Joy was pleased that this gave her grandmother relief. It was not till the day of departure that she discovered what awful thing more had been the result of the friendship. Indeed, it could have occurred to nobody, although, as John and she agreed afterwards, anybody should have seen what was going to happen!

For the remaining days at the mountain inn there was little excitement. Joy kept close to Phyllis or her grandmother, and John enjoyed himself in what struck the Harringtons as being rather too much his usual way. It seemed to them that a little scheming to see Joy alone would have been more appropriate. But neither Phyllis nor Allan were given to being relentlessly tactful, or planning situations for people. They reasoned that if the others really wanted tête-à-têtes they could manage them without help; and doubtless would, once they were in the country.

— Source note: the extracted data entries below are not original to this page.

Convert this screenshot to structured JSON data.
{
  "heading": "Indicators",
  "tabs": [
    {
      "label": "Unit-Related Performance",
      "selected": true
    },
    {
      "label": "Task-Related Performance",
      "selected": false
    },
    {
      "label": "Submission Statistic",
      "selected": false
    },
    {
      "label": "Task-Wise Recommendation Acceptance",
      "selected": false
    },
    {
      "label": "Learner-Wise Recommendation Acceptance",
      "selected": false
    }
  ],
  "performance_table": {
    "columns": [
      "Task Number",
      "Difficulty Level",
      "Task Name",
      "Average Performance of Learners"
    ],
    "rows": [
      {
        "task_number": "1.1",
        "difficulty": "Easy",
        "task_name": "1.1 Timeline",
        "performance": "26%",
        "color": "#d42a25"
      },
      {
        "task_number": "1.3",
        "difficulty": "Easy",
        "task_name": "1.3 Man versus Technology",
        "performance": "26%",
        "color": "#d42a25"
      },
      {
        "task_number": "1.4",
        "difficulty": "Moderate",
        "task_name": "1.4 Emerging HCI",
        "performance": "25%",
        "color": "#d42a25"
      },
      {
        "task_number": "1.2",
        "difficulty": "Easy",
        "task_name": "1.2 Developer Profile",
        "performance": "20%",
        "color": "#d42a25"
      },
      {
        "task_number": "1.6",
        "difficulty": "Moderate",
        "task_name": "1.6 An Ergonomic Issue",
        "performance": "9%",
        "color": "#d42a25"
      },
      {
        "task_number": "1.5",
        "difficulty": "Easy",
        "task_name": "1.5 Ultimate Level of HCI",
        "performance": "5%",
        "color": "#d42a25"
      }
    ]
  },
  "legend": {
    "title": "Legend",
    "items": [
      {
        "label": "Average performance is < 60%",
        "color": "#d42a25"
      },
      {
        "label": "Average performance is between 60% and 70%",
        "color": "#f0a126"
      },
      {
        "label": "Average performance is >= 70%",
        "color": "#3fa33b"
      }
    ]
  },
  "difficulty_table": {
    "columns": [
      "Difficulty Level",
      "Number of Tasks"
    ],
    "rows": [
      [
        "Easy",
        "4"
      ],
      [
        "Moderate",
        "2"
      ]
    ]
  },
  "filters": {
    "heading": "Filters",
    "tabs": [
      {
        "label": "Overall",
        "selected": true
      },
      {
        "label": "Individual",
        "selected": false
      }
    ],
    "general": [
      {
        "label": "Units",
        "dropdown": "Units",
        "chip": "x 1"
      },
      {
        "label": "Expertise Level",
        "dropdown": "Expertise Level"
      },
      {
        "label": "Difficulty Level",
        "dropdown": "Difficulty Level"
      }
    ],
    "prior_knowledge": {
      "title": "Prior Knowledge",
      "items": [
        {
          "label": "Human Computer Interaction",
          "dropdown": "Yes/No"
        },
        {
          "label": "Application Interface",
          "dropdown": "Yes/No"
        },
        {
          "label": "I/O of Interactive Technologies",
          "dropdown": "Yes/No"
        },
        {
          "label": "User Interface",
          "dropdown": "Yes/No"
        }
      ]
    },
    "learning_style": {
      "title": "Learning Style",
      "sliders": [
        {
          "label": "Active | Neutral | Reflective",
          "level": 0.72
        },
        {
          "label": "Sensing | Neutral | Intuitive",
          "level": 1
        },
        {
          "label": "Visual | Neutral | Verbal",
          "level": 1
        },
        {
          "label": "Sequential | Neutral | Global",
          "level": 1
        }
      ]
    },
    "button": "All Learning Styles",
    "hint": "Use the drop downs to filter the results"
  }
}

So peace and unruffledness reigned in a way that was most surprising, considering the real facts of the case. They continued, even in Joy's mind, till almost the last minute, when she stood on the platform of the resort station with Phyllis, Allan, John, the children, Viola, and the bulldog, awaiting their train.

Philip was having to be cheered and distracted: his tender heart was nearly broken over the fact that his beloved Foxy had to travel in the baggage-car, when he would have been so much happier in the bosom of his family. Philip could not be restrained from pleading the dog's cause at length with a fatherly baggageman whose heart he had quite won in four minutes.

"He has a green-plush chair at home that he always sits in, and nobody takes it away from him, not even company," he explained earnestly. "He isn't used to baggage-cars—truly he isn't. He's a wonderful-mannered dog. And father says that if he lived up to his pedigree he wouldn't 'sociate wiv any of us. You can see he doesn't belong in a baggage-car!"

The baggageman, melted by Philip's ardent pleadings, was yielding to the extent of letting Foxy's family sit with him in relays and cheer him as much as they liked, when Grandmother dropped her bombshell. At least, that was what John called it when they talked it over afterwards. Joy always spoke of it as "the time Grandmother said the awful thing."